Due dicembre 1943, quando Bari divenne la Pearl Harbour del Mediterraneo
Bari, giovedì 2 dicembre 1943. Sono da poco passate le 19.30 quando improvvisamente il porto viene trasformato in un inferno di fuoco per gli effetti del martellante bombardamento degli aerei della Luftwaffe, l’aviazione militare tedesca, successivamente estesi sul resto della città.
Nell’occasione furono colpite 17 navi mercantili, fra cui la statunitense John Harvey dalla quale, per la presenza al suo interno di bombe cariche di iprite, si sprigionarono quelle sostanze tossiche che provocarono, oltre all’inquinamento delle acque portuali, anche migliaia di vittime fra militari e civili.

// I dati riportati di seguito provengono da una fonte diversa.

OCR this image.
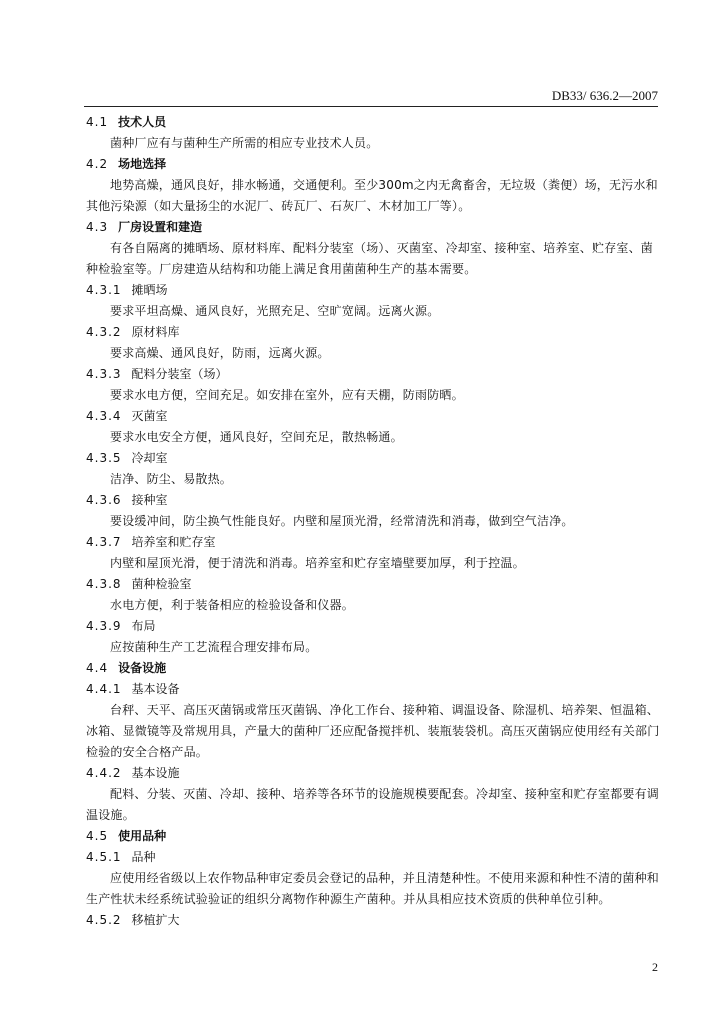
DB33/ 636.2—2007
4.1 技术人员
菌种厂应有与菌种生产所需的相应专业技术人员。
4.2 场地选择
地势高燥，通风良好，排水畅通，交通便利。至少300m之内无禽畜舍，无垃圾（粪便）场，无污水和其他污染源（如大量扬尘的水泥厂、砖瓦厂、石灰厂、木材加工厂等）。
4.3 厂房设置和建造
有各自隔离的摊晒场、原材料库、配料分装室（场）、灭菌室、冷却室、接种室、培养室、贮存室、菌种检验室等。厂房建造从结构和功能上满足食用菌菌种生产的基本需要。
4.3.1 摊晒场
要求平坦高燥、通风良好，光照充足、空旷宽阔。远离火源。
4.3.2 原材料库
要求高燥、通风良好，防雨，远离火源。
4.3.3 配料分装室（场）
要求水电方便，空间充足。如安排在室外，应有天棚，防雨防晒。
4.3.4 灭菌室
要求水电安全方便，通风良好，空间充足，散热畅通。
4.3.5 冷却室
洁净、防尘、易散热。
4.3.6 接种室
要设缓冲间，防尘换气性能良好。内壁和屋顶光滑，经常清洗和消毒，做到空气洁净。
4.3.7 培养室和贮存室
内壁和屋顶光滑，便于清洗和消毒。培养室和贮存室墙壁要加厚，利于控温。
4.3.8 菌种检验室
水电方便，利于装备相应的检验设备和仪器。
4.3.9 布局
应按菌种生产工艺流程合理安排布局。
4.4 设备设施
4.4.1 基本设备
台秤、天平、高压灭菌锅或常压灭菌锅、净化工作台、接种箱、调温设备、除湿机、培养架、恒温箱、冰箱、显微镜等及常规用具，产量大的菌种厂还应配备搅拌机、装瓶装袋机。高压灭菌锅应使用经有关部门检验的安全合格产品。
4.4.2 基本设施
配料、分装、灭菌、冷却、接种、培养等各环节的设施规模要配套。冷却室、接种室和贮存室都要有调温设施。
4.5 使用品种
4.5.1 品种
应使用经省级以上农作物品种审定委员会登记的品种，并且清楚种性。不使用来源和种性不清的菌种和生产性状未经系统试验验证的组织分离物作种源生产菌种。并从具相应技术资质的供种单位引种。
4.5.2 移植扩大
2
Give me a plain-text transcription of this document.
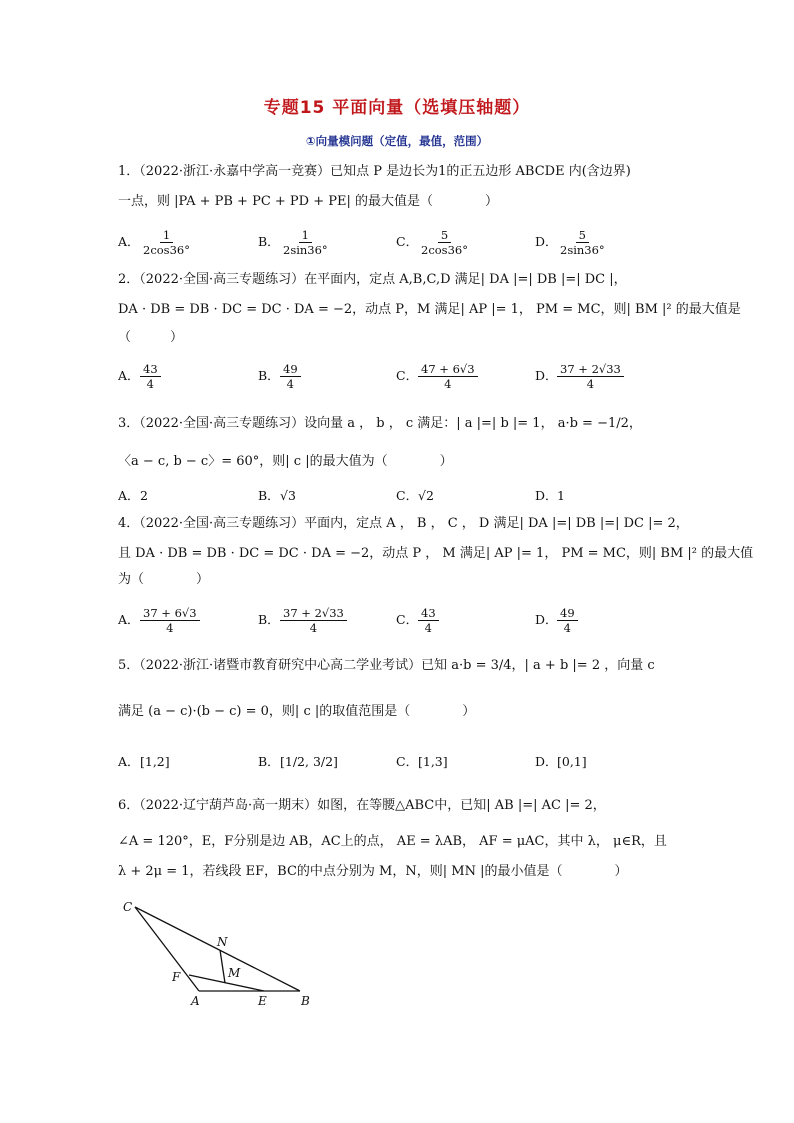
专题15 平面向量（选填压轴题）
①向量模问题（定值，最值，范围）
1．（2022·浙江·永嘉中学高一竞赛）已知点 P 是边长为1的正五边形 ABCDE 内(含边界)
一点，则 |PA + PB + PC + PD + PE| 的最大值是（　　　　）
A． $\frac{1}{2\cos 36^\circ}$	B． $\frac{1}{2\sin 36^\circ}$	C． $\frac{5}{2\cos 36^\circ}$	D． $\frac{5}{2\sin 36^\circ}$
2．（2022·全国·高三专题练习）在平面内，定点 A,B,C,D 满足| DA |=| DB |=| DC |，
DA · DB = DB · DC = DC · DA = −2，动点 P，M 满足| AP |= 1， PM = MC，则| BM |² 的最大值是
（　　　）
A． $\frac{43}{4}$	B． $\frac{49}{4}$	C． $\frac{47 + 6√3}{4}$	D． $\frac{37 + 2√33}{4}$
3．（2022·全国·高三专题练习）设向量 a ， b ， c 满足：| a |=| b |= 1， a·b = −1/2，
〈a − c, b − c〉= 60°，则| c |的最大值为（　　　　）
A．2	B．√3	C．√2	D．1
4．（2022·全国·高三专题练习）平面内，定点 A ， B ， C ， D 满足| DA |=| DB |=| DC |= 2，
且 DA · DB = DB · DC = DC · DA = −2，动点 P ， M 满足| AP |= 1， PM = MC，则| BM |² 的最大值
为（　　　　）
A． $\frac{37 + 6√3}{4}$	B． $\frac{37 + 2√33}{4}$	C． $\frac{43}{4}$	D． $\frac{49}{4}$
5．（2022·浙江·诸暨市教育研究中心高二学业考试）已知 a·b = 3/4，| a + b |= 2 ，向量 c
满足 (a − c)·(b − c) = 0，则| c |的取值范围是（　　　　）
A．[1,2]	B．[1/2, 3/2]	C．[1,3]	D．[0,1]
6．（2022·辽宁葫芦岛·高一期末）如图，在等腰△ABC中，已知| AB |=| AC |= 2，
∠A = 120°，E，F分别是边 AB，AC上的点， AE = λAB， AF = μAC，其中 λ， μ∈R，且
λ + 2μ = 1，若线段 EF，BC的中点分别为 M，N，则| MN |的最小值是（　　　　）
C
N
M
F
A	E	B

A 77 anni di distanza, il bombardamento su Bari viene annoverato fra i più gravi episodi di guerra chimica verificatisi nel Conflitto 1939-45, al punto da definire l’incursione aerea sul capoluogo pugliese la “Pearl Harbor del Mediterraneo“.
Questo accostamento è motivato dall’identica dinamica che contraddistinse, il 7 dicembre 1941, l’aggressione aviatoria verso la base navale degli Usa, ubicata nell’omonima isola dell’Oceano Pacifico.